Se alguém insinuar que foi "cagufa",que se apresente...para levar uma "porrada".
Lamento a morte do soldado e a porrada que os estivadores levaram dos pms.
C.Martins
Pede-se ao NAVEG, autor de um dos comentários, que se identifique devidamente. Aqui não precisamos de andar encriptados.
Carlos Vinhal
Co-editor
Acabo de ler o comentário escrito no meu post A BATALHA DE BISSAU DE JANEIRO DE 1964. Tenho que confessar que fiquei estupefacto com a minúcia dos factos que realmente aconteceram naquela noite, e dos quais não me recordo de na altura ter tido um tão completo conhecimento, inclusive no mencionar dos vários nomes como o do Alf. Tomé, que com frequência, nas noites quentes de Bissau, se passeava com imponência na avenida principal de Bissau de bota alta e de pingalim na mão e que, depois, quando já Major, foi grande revolucionário e deputado da UDP.

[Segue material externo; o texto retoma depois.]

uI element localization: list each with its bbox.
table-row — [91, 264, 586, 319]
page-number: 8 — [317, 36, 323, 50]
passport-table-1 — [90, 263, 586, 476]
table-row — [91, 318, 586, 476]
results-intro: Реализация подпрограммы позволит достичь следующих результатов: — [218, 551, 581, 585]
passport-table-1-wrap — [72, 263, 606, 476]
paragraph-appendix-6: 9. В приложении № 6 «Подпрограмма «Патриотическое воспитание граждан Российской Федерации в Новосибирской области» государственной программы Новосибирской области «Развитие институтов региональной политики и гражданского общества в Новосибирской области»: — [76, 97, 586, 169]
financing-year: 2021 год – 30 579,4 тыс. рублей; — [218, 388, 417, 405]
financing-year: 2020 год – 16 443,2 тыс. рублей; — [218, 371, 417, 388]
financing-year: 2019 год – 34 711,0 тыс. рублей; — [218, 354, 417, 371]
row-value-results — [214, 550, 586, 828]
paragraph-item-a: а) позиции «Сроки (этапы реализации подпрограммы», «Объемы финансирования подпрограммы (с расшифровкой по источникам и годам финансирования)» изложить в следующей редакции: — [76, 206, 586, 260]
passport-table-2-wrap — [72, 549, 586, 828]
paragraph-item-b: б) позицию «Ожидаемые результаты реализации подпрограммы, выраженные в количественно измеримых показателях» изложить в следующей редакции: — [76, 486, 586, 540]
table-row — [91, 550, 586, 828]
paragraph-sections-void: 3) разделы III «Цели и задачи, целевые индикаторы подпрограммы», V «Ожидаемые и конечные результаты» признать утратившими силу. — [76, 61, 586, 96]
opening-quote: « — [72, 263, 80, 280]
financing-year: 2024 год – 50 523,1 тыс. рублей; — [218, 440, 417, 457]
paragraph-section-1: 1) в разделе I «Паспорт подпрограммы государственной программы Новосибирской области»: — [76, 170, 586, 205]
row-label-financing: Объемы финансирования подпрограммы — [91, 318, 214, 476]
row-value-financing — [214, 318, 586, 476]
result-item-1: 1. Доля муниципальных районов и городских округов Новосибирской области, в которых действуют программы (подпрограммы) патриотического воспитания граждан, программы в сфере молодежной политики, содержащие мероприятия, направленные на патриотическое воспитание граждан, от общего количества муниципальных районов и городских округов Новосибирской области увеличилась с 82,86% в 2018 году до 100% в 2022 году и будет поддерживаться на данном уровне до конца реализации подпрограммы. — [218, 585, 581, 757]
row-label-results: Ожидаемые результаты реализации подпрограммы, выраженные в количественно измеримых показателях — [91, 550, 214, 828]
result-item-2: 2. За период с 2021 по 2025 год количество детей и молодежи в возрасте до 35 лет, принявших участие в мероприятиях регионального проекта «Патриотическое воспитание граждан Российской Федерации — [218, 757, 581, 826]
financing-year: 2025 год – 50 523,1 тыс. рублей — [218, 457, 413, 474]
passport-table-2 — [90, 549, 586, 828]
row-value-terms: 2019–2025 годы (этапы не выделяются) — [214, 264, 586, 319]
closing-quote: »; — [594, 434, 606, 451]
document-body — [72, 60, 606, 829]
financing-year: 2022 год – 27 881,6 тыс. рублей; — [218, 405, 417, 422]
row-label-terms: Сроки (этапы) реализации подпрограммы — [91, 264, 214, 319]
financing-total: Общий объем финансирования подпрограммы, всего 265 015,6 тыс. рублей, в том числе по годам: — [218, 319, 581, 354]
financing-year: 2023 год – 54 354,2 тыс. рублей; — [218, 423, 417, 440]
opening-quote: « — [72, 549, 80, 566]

Meu amigo, muito obrigado por ter tão bem e tão exaustivamente descrito aqueles acontecimentos.
Fico agora bastante apreensivo pelo facto de 4 dias após a minha chegada à Guiné, (desconhecia a data), ter estado tão perto de uma situação insustentável e de final certamente muito trágico se, na altura e seguindo as pressões dos pedidos de socorro que eram recebidos no Quartel General, eu avançasse para a Baixa de Bissau com os 30 homens do pelotão de intervenção.